0
Yorum
2
Beğeni
0,0
Puan
187
Okunma
--------------------------------------------------------
Hayır, şair yanlış söyledi
Aşk nedir, güzel sevdiğim?
Gerçi ne bileceksin sen,
Bilseydin bu denli kor olur muyduk?
--------------------------------------------------------
Tenin aklıma geldikçe zelzeleler kopar aklımda.
Yaz gelsin farklı, kış gelsin farklı olan cildin
Beni benden nasıl olur da koparırdı?
Halbuki bir robot değil miydim sence?
--------------------------------------------------------
Şair tekrar yalan söyledi.
Sevda nedir, gönül "Bahçem"?
İşte onu bir tek ben bilirim,
Ne denli çıkılmaz kuyu olduğunu.
--------------------------------------------------------
Ben Yusuf olup da o kuyulardan çıkamazken
Senin ne haddine kalbime gelip taht kurman?
Arap "Bahçelerinden" farksız güzelliğinle,
Doldururken o kuyuyu bir yandan kanlar ile.
--------------------------------------------------------
Ben sana ulaşmaya çalışırken ne kanatlar yaktım.
Bir baktım ki sen bana geliyorsun.
Ses etmedim, suskun kaldım,
Kimse anlamasın delirdiğimi amma aklısızca
--------------------------------------------------------
Sorarlar bana nereden ediye bu,
Ayn-ı hüzünle mest olmuş surlar.
Diyemem ki bana "Bahçelerden" hediye,
Şifası içinde olduğu halde.
--------------------------------------------------------
Bir de isminin anlamını bilsen, sevdiğim.
O zaman bir daha okusan bu yazdıklarımı.
Ne dersin, sana kul olmuş gönlüme?
Belki sararsın yaralarımı "Bahçelerinde".

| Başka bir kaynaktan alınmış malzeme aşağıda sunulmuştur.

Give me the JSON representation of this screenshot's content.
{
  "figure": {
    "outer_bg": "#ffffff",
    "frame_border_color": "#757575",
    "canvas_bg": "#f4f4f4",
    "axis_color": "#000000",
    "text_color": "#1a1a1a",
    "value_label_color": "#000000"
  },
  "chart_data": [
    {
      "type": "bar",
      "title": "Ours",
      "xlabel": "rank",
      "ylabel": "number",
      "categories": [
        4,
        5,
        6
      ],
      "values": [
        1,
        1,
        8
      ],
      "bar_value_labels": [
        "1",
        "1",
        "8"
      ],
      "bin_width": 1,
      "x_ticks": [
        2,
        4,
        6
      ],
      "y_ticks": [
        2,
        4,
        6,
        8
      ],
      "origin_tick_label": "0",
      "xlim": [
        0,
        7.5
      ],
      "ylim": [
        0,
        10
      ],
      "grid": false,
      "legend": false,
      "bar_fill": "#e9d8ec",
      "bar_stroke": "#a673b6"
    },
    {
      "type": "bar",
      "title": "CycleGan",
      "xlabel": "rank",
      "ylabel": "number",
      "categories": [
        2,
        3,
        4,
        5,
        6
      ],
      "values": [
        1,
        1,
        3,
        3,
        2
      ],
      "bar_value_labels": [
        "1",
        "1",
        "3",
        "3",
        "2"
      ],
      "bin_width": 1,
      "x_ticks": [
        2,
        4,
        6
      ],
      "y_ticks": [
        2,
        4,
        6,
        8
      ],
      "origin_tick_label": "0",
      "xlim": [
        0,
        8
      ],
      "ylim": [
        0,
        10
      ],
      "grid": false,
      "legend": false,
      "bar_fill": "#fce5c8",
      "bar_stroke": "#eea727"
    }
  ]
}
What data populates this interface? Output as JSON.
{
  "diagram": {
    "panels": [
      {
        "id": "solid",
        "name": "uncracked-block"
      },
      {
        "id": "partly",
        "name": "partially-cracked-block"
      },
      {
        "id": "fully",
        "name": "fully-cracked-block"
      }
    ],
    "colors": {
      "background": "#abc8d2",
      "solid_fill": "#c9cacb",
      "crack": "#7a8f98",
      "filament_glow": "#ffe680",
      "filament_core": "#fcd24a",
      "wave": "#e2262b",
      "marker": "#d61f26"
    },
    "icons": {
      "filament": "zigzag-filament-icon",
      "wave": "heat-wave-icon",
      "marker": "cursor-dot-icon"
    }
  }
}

--------------------------------------------------------
Sen bana yüz döndükten sonra gelip de sordu:
"İyi misin, ulaştı mı Zafere?" diye.
Nasıl iyi olayım, "Kumandan"? Kardeş, ben ben miyim ki?
Kendim olmuşumdur şu anda belki.
--------------------------------------------------------
Bıraksan da senin sûfîn olsam,
Belki o zaman rindhane gönlüm düzeliverir.
Sen bana gönlünü vermedikten sonra,
Azametinden büyük güzelliğin zannımda siliniverir.
--------------------------------------------------------
Şu gönce gönlün bir çiçek açsa,
Belki o zaman açılıverir ağzının "fermuarı".
Nefse yenik düşmekten korkan şu hayatımda,
Bir hüsn’e ecel eder giderim Mâbuduma.
--------------------------------------------------------
Sen burada tırnakları düşünedur, sevdiğim,
Ben "Kumandan" ve "Velespitli"yi
Yanıma almış uzaklara giderim.
Belki Kaf dağından geçer yolumuz,
Belki de evinin bizzat önünden.
--------------------------------------------------------
Belki de "Bahçeler"in sahibi vardır diyemedim.
Gönlümdeki saltanatına buraya kadar diyemedim.
Şeb vakti erken gidemezsin aklımdan,
Bir türlü bu zelzeleye aklımda dur diyemedim.
-------------------------------------------------------
Hikmet-i Rab gelse de çözse şu aklı-gönül bağımı.
Bak, kelimeler raks ederken şu âciz kâğıdıma,
Aynı Mey-i Lal gibi dupduru olsa şu ruhum,
Belki o zaman nefse yenik düşmekten korunurum.
--------------------------------------------------------
Gerçi sen olmadıktan sonra bu nefsi neyleyeyim.
Yoksa bu ruhumu sensizlikle mi körelteyim?
Kör olsun, körelmesin de neyleyeyim?
Varmadan daha on dokuzuna o güzellik,
Ben uğruna ölmeyeyim de neyleyeyim?
--------------------------------------------------------
Sen dün bana gece şairi dedin.
Dedin demesine ama Yahya Kemal gibi dedin.
Yahya Kemal’in senin gibi bir "em"i var mı, denedin?
Olsun sevdiğim, ben de saklarım bunu, diyemedim.